There are numerous considerations for these arrays, specifically regarding the number of arrays, type allocation, and the Artemis memory. Each data point is saved in separate arrays in order to better isolate for post-processing in Python and data points are saved as floats for precision while timestamps are saved as unsigned integers for efficiency. With all of this in mind, this should allow for efficient operation and prevent the Artemis Nano RAM from being congested with saving temporary values.

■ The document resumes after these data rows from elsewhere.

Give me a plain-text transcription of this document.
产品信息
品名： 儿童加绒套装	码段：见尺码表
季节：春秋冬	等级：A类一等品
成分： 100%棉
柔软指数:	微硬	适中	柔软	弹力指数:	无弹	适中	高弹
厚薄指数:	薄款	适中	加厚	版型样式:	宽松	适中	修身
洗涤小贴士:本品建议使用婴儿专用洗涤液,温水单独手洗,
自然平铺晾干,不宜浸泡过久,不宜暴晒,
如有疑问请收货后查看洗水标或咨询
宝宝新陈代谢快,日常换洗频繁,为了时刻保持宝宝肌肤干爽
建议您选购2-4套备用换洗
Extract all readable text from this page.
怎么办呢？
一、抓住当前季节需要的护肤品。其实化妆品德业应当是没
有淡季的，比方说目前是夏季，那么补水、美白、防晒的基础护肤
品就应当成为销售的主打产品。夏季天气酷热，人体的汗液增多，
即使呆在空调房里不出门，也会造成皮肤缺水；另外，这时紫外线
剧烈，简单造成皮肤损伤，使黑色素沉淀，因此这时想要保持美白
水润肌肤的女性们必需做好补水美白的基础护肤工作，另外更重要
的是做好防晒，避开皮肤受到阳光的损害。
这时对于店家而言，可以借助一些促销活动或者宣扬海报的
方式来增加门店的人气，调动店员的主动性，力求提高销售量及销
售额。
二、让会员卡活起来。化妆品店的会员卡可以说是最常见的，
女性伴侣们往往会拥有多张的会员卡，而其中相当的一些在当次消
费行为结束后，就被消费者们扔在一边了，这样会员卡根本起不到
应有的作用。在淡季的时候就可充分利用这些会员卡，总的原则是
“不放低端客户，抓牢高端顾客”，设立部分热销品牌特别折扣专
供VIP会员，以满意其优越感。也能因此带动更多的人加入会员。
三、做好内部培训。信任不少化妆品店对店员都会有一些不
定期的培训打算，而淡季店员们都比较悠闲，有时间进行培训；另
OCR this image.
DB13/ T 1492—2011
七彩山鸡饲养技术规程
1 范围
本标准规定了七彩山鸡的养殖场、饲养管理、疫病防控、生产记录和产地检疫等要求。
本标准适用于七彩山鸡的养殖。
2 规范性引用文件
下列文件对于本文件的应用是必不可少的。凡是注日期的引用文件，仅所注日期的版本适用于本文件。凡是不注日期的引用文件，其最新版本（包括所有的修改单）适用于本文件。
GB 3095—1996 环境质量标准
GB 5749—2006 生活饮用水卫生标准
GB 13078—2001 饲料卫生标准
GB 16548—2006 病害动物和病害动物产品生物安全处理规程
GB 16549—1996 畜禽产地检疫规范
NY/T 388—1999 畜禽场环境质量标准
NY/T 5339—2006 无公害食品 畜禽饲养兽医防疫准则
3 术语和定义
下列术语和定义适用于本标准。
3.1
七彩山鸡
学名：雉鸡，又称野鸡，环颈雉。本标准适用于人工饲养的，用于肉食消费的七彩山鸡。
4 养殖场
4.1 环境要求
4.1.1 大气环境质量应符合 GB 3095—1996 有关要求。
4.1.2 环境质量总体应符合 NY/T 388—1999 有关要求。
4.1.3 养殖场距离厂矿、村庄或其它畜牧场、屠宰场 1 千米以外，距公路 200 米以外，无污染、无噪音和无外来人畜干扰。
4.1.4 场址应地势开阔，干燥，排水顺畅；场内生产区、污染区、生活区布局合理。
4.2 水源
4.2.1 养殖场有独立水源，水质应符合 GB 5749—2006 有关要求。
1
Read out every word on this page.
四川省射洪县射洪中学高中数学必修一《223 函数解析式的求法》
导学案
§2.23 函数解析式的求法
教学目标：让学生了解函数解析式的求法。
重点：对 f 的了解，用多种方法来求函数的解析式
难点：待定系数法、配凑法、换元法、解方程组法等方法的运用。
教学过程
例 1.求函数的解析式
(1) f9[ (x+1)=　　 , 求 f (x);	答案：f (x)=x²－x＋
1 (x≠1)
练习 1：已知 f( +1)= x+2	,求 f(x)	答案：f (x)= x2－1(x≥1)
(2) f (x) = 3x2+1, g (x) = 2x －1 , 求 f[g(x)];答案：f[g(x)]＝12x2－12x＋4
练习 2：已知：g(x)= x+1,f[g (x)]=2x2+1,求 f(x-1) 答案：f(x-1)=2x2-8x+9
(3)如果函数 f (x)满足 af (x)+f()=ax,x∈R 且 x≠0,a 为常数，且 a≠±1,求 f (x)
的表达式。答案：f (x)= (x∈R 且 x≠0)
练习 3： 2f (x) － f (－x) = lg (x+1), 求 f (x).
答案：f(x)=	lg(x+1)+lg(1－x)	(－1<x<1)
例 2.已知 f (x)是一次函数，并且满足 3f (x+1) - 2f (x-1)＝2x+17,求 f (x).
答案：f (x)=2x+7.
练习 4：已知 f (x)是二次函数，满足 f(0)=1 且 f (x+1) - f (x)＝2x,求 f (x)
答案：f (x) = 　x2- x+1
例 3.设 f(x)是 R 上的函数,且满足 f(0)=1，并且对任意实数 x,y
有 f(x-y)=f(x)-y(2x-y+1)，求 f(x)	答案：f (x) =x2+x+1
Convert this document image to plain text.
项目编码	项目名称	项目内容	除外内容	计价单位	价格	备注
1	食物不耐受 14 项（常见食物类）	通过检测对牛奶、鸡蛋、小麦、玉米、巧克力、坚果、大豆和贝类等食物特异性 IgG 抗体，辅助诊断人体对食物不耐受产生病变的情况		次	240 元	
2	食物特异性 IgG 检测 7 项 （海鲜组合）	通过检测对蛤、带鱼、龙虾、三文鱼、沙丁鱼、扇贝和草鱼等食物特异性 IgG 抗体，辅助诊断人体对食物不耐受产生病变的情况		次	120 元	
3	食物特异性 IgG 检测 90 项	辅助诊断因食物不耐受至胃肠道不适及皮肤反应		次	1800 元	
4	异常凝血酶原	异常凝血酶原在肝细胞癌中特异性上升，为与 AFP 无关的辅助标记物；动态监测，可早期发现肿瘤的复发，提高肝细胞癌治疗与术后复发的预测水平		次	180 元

Over 5 seconds of IMU Data on BLE

Here is a video demonstrating the Artemis arrays transmitted via bluetooth and printed in Jupyter Notebook for ~11 seconds of data:

Record a Stunt

Here is a video of a stunt done with the car:

The stunt car responds efficiently to inputs from the controller, accelerates suddenly, and handles dynamically. Unlike standard RC Cars, the stunt car is able to perform tank spins (360-degree spins) since the left and right tires are independently powered. This additionally contributes to the tight turning and aggressive response to input parameters from the controllers. Although normal cars would be impacted by the reduced torque and handling, these attributes are outside our scope and are effective tradeoffs.

Discussion

Overall, Lab #2 provided the opporutnity to establish a useful conneciton between the peripheral sensors and the BLE environrmnet. This will be the building blocks for future labs and creating the infrastructure for large-scale data processing in Python and C++.